訂正しても、彼は僕をユッケちゃんと呼んだ。
あだ名、なのかな。
教室に戻ると空くんがシ◯単を眺めていて。
…ま、眩しいっ…、じゃなくて、空くん本当にシ◯単好きなの…?僕とシ◯単どっちがいいのよっ……なんて頭で考えて口には出さなかった。出したら空くんどんな反応するのかな。
いや、やめとこう。
「おまたせ…!ごめん、長かったね」
パタパタと空くんに近寄って顔を覗き込む。シ◯単から視線を僕に移した彼は微笑んで優しく撫でてくれた。
「全然平気。帰ろっか」
シ◯単を閉じてバッグの中にしまって教室を出た。なんか、こうやって待ち合わせというか、そんなことしてるって…カレカノみたいだな…なんて。事実上カノ、ではなくてカレカレだけど。

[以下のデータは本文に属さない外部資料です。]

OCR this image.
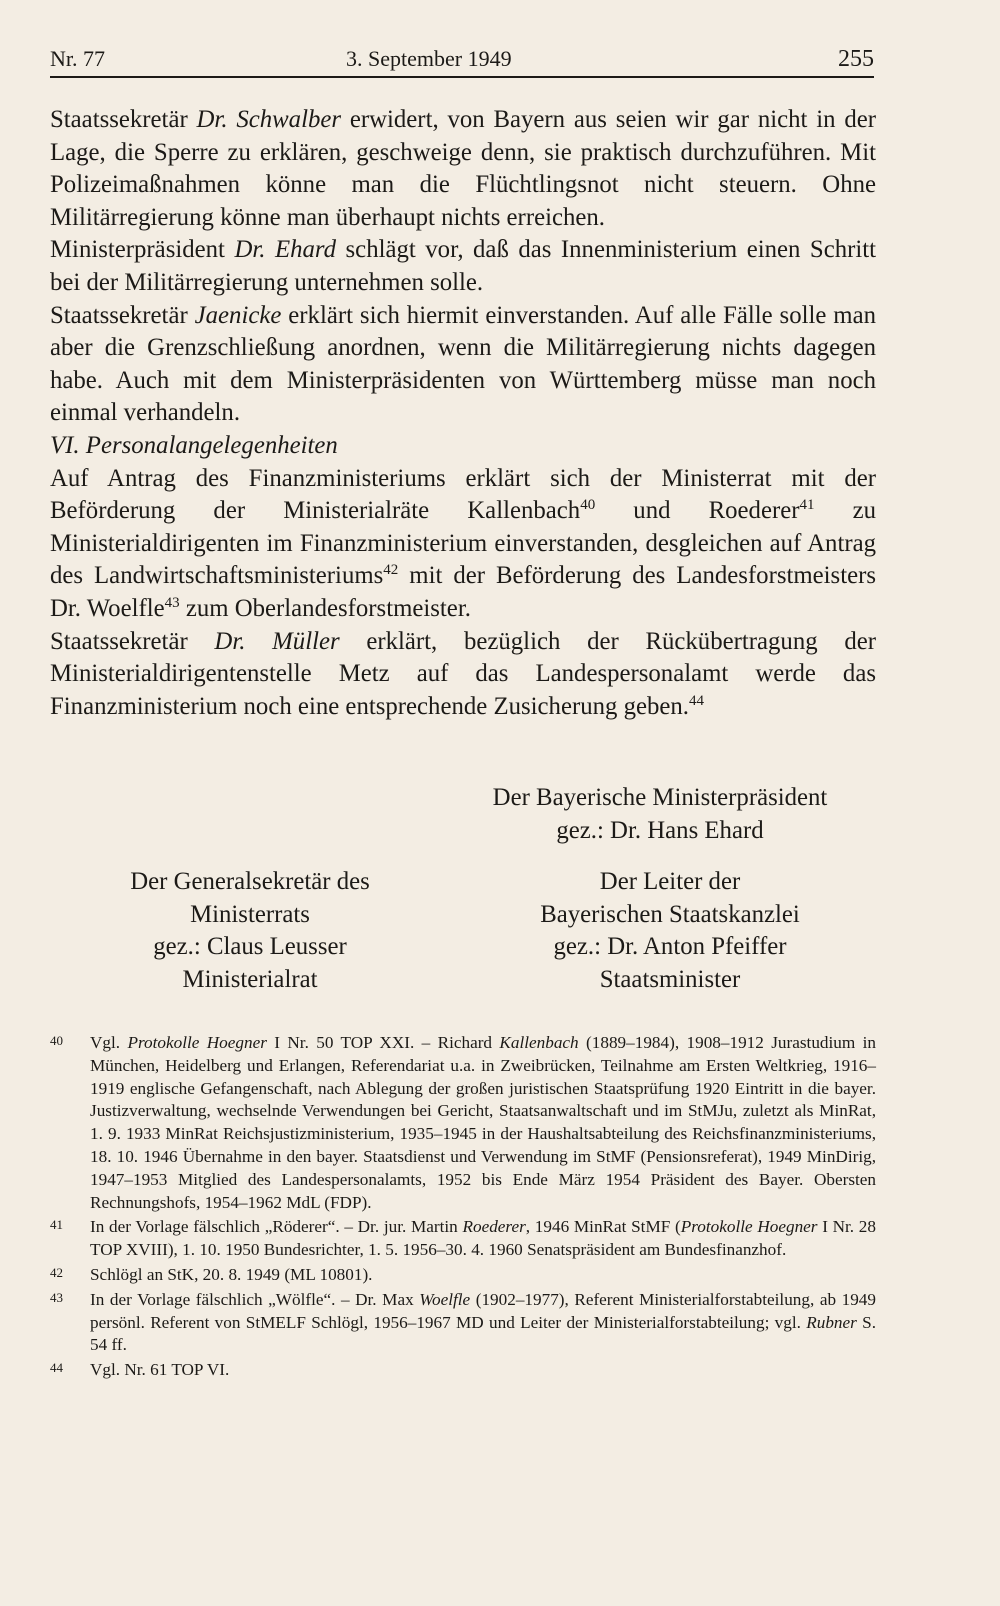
Nr. 77	3. September 1949	255

Staatssekretär Dr. Schwalber erwidert, von Bayern aus seien wir gar nicht in der Lage, die Sperre zu erklären, geschweige denn, sie praktisch durchzuführen. Mit Polizeimaßnahmen könne man die Flüchtlingsnot nicht steuern. Ohne Militärregierung könne man überhaupt nichts erreichen.

Ministerpräsident Dr. Ehard schlägt vor, daß das Innenministerium einen Schritt bei der Militärregierung unternehmen solle.

Staatssekretär Jaenicke erklärt sich hiermit einverstanden. Auf alle Fälle solle man aber die Grenzschließung anordnen, wenn die Militärregierung nichts dagegen habe. Auch mit dem Ministerpräsidenten von Württemberg müsse man noch einmal verhandeln.

VI. Personalangelegenheiten

Auf Antrag des Finanzministeriums erklärt sich der Ministerrat mit der Beförderung der Ministerialräte Kallenbach$^{40}$ und Roederer$^{41}$ zu Ministerialdirigenten im Finanzministerium einverstanden, desgleichen auf Antrag des Landwirtschaftsministeriums$^{42}$ mit der Beförderung des Landesforstmeisters Dr. Woelfle$^{43}$ zum Oberlandesforstmeister.

Staatssekretär Dr. Müller erklärt, bezüglich der Rückübertragung der Ministerialdirigentenstelle Metz auf das Landespersonalamt werde das Finanzministerium noch eine entsprechende Zusicherung geben.$^{44}$

Der Bayerische Ministerpräsident
gez.: Dr. Hans Ehard
Der Generalsekretär des
Ministerrats
gez.: Claus Leusser
Ministerialrat
Der Leiter der
Bayerischen Staatskanzlei
gez.: Dr. Anton Pfeiffer
Staatsminister
40 Vgl. Protokolle Hoegner I Nr. 50 TOP XXI. – Richard Kallenbach (1889–1984), 1908–1912 Jurastudium in München, Heidelberg und Erlangen, Referendariat u.a. in Zweibrücken, Teilnahme am Ersten Weltkrieg, 1916–1919 englische Gefangenschaft, nach Ablegung der großen juristischen Staatsprüfung 1920 Eintritt in die bayer. Justizverwaltung, wechselnde Verwendungen bei Gericht, Staatsanwaltschaft und im StMJu, zuletzt als MinRat, 1. 9. 1933 MinRat Reichsjustizministerium, 1935–1945 in der Haushaltsabteilung des Reichsfinanzministeriums, 18. 10. 1946 Übernahme in den bayer. Staatsdienst und Verwendung im StMF (Pensionsreferat), 1949 MinDirig, 1947–1953 Mitglied des Landespersonalamts, 1952 bis Ende März 1954 Präsident des Bayer. Obersten Rechnungshofs, 1954–1962 MdL (FDP).
41 In der Vorlage fälschlich „Röderer“. – Dr. jur. Martin Roederer, 1946 MinRat StMF (Protokolle Hoegner I Nr. 28 TOP XVIII), 1. 10. 1950 Bundesrichter, 1. 5. 1956–30. 4. 1960 Senatspräsident am Bundesfinanzhof.
42 Schlögl an StK, 20. 8. 1949 (ML 10801).
43 In der Vorlage fälschlich „Wölfle“. – Dr. Max Woelfle (1902–1977), Referent Ministerialforstabteilung, ab 1949 persönl. Referent von StMELF Schlögl, 1956–1967 MD und Leiter der Ministerialforstabteilung; vgl. Rubner S. 54 ff.
44 Vgl. Nr. 61 TOP VI.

「そういえば、深くは言ってなかったけど、沙優は今遠い大学病院に入院してて、そこでなんかイケメンの主治医に会ったらしくて元気そうだから、もう会ってないよ。」
帰り道に空くんはそうポツリと零した。
イケメンの主治医って…、空くんを超えるイケメンなんていないよ!とか今思っちゃったけど恥ずかしいから言わない…。でも、沙優ちゃんが空くんを諦めて?くれて心底ホッとしている自分がいる。
それと同時に、空くんが沙優ちゃんに口付けてるのを思い出して少しだけ心が落ち着かない。
解決したとは言っても、まだ受け入れてない部分はあって。
「……キス、したい」
袖を掴んで小声でそう言って見上げると空くんは目細めてやわらかく微笑んで。
「今がいいの?」
と細長い綺麗な指で僕の唇をなぞって、僕と初めてキスした駅前のスーパーマーケットの陰に連れ込んだ。
優しいキスをして、そこから深く。空くんからのキスは、頭がふわふわするから、好き。
幸せな気分になる。背伸びをして空くんの首の後ろに腕を回して舌に応える。
バカップルみたいに、数分そこでずっと愛を交わした。